When British photographer Roger Fenton stepped off his ship in the port of Balaklava in March 1855, he was confronted with a scene that revealed 'a terrible story of bad management.'
The harbor in Balaklava
Among an 'immense quantity of putrefying matter,' wrote Fenton, stood horses so emaciated they were like 'mere skeletons with drooping heads and sunken eyes.' Out in the harbor the bloated corpses of oxen drifted with the tide and underwater lay 'a great quantity of dead bodies, their clothing all wasted away by the water.'
Roger Fenton (1819-1869)
In the 360 photos the photographer made in Crimea from March until June 1855, there is little trace of that filth or mismanagement, and no visual record of the gruesome human wreckage left on the battlefields that Fenton witnessed. Instead, the Briton created the following images that are now stored in the U.S. Library Of Congress Archives.
The photos provide a sanitized record of one of the last wars -- before khaki uniforms and steel helmets -- in which soldiers dressed, and died, splendidly.
Henry John Wilkin, an assistant surgeon who survived the famous Charge of the Light Brigade during the Battle of Balaklava
The Crimean War was fought from October 1853 through March 1856. The spark for the conflict was a dispute over whether Orthodox Russia or Catholic France should serve as the official guardian of Christians in the failing Ottoman Empire. Under intense pressure, Constantinople chose France.
A British military camp.
Russia opened hostilities by invading Ottoman territory in today's Moldova and Romania, then devastating the Sultan's navy during a battle on the Black Sea.

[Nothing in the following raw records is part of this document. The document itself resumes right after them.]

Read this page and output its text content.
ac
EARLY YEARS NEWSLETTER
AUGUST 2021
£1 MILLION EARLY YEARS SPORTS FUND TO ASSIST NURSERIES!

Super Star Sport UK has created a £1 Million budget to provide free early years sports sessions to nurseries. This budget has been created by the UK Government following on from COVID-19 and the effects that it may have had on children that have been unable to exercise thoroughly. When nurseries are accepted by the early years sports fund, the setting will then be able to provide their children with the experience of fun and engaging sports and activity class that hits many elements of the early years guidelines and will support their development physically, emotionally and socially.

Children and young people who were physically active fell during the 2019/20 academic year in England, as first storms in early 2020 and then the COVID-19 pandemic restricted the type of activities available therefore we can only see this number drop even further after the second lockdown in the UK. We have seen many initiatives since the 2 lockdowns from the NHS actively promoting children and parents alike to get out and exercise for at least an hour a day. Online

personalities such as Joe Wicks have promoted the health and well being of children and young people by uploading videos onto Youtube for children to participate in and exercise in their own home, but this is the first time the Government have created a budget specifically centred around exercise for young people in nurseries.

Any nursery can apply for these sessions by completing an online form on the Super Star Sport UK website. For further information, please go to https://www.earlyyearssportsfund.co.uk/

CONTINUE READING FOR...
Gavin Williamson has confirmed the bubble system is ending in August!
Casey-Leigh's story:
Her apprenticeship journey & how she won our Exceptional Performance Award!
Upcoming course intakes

Captain Cuninghame, a Scottish infantry soldier
As the Ottoman Empire toppled, Russia saw an opportunity to push southward, while Britain and France both wanted to retain the status quo. British business with the Ottoman Empire was thriving at the time, and Russian expansionism appeared to threaten London's lucrative trade routes to India.
A mortar battery
Russia's southern naval port of Sevastopol on the Crimean Peninsula became the target of the invading Western-led forces and Balaklava, a nearby natural harbor, was chosen as the supply base for the siege of the city.
British soldiers gather around cooking pots
Fenton traveled in the horse-drawn van that can be seen on far left of the above image. The cart served as a bedroom and darkroom for developing his images. He had trialed the vehicle in the British countryside before departing for Crimea.

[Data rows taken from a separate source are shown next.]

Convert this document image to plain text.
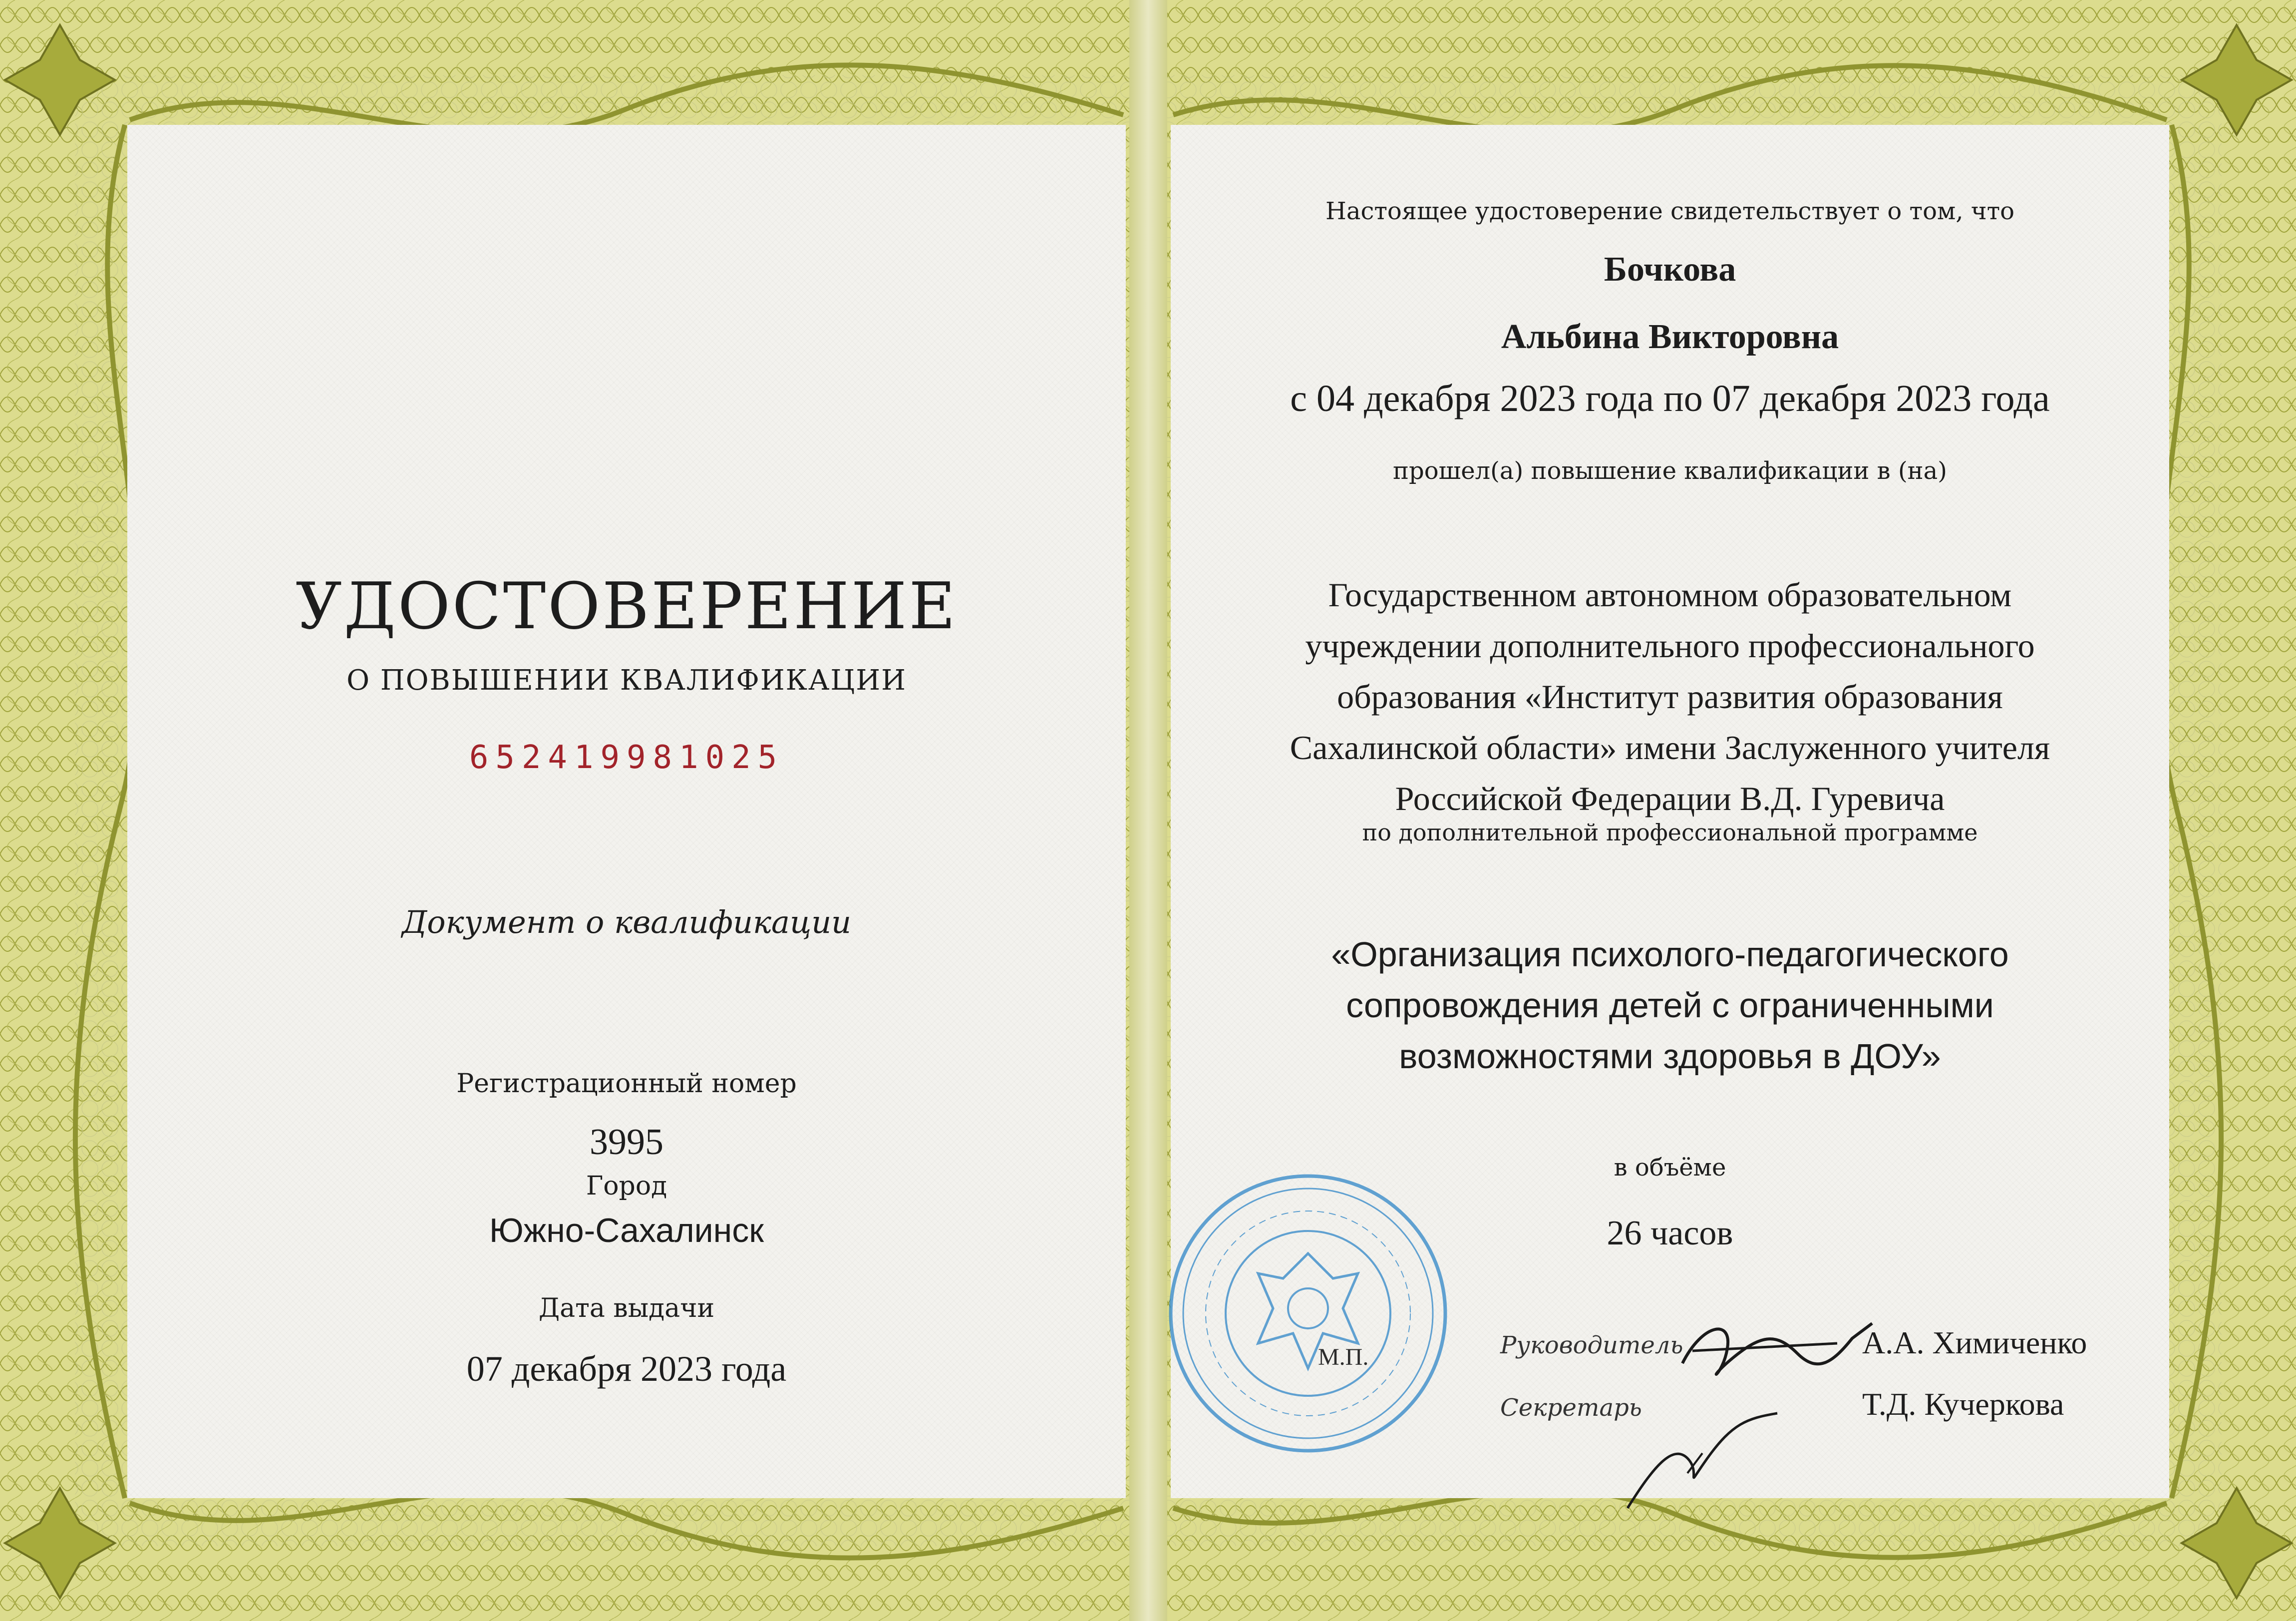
УДОСТОВЕРЕНИЕ
О ПОВЫШЕНИИ КВАЛИФИКАЦИИ
652419981025
Документ о квалификации
Регистрационный номер
3995
Город
Южно-Сахалинск
Дата выдачи
07 декабря 2023 года
Настоящее удостоверение свидетельствует о том, что
Бочкова
Альбина Викторовна
с 04 декабря 2023 года по 07 декабря 2023 года
прошел(а) повышение квалификации в (на)
Государственном автономном образовательном
учреждении дополнительного профессионального
образования «Институт развития образования
Сахалинской области» имени Заслуженного учителя
Российской Федерации В.Д. Гуревича
по дополнительной профессиональной программе
«Организация психолого-педагогического
сопровождения детей с ограниченными
возможностями здоровья в ДОУ»
в объёме
26 часов
М.П.	Руководитель	А.А. Химиченко
Секретарь	Т.Д. Кучеркова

Gyorgy Kmety (seated), a Hungarian who rose through the ranks of the Ottoman Army under the name Ismail Pasha. The general is photographed with three soldiers and a servant.
Fenton's access to commanders in Crimea was in large part due to his connections in Britain's upper classes. The photographer was born into a wealthy family and had been photographing Britain's royal family before his departure for Crimea. It is likely that access was also dependent on Fenton presenting the war in a positive light for the British public.
'Valley of the Shadow of Death'
The most famous image from his assignment in Crimea was Fenton's 'Valley of the Shadow of Death' scattered with cannonballs, some of which were placed neatly on the road to enhance the image.
'The sight passed all imagination,' the photographer later wrote of the valley, 'round shot and shell lay like a stream at the bottom of the hollow all the way down, you could not walk without treading upon them.'
Journalist William Howard Russell
While Fenton's photographs retained a painting-like grandeur, text journalists such as William Howard Russell filed increasingly critical reports back to Britain illustrating how the war was being waged. As fatalities, mostly from disease, climbed into the tens of thousands, public unease with the war began to grow.
Survivors of the Charge of the Light Brigade, in which 110 mounted soldiers were sent to their deaths after a command was misunderstood during the Battle of Balaklava in October 1854
One influential report of Russell's described the Charge of the Light Brigade, in which hundreds of cavalry soldiers were mistakenly sent straight along a valley crowded with Russian sharpshooters into a line of enemy cannons.
'A more fearful spectacle was never witnessed than by those who, without the power to aid, beheld their heroic countrymen rushing to the arms of sudden death,' Russell wrote.
'At the distance of 1200 yards the whole line of the enemy belched forth, from thirty iron mouths, a flood of smoke and flame through which hissed the deadly balls. Their flight was marked by instant gaps in our ranks, the dead men and horses, by steeds flying wounded or riderless across the plain.'
A distant view of Sevastopol during the siege
Fenton returned to London before Sevastopol was finally captured by the allied forces, effectively ending the war in the summer of 1855.
More than half a million people were killed during the Crimean War, with the vast majority dying from disease.
A peace agreement was reached in which Russia was required to return all of the Ottoman and Moldavian territory they had seized, while the British and French-led alliance returned the Russian land it had captured during the war, including Sevastopol and Balaklava. Both the Russian tsar and the Ottoman sultan agreed not to establish any naval or military arsenal on the Black Sea coast.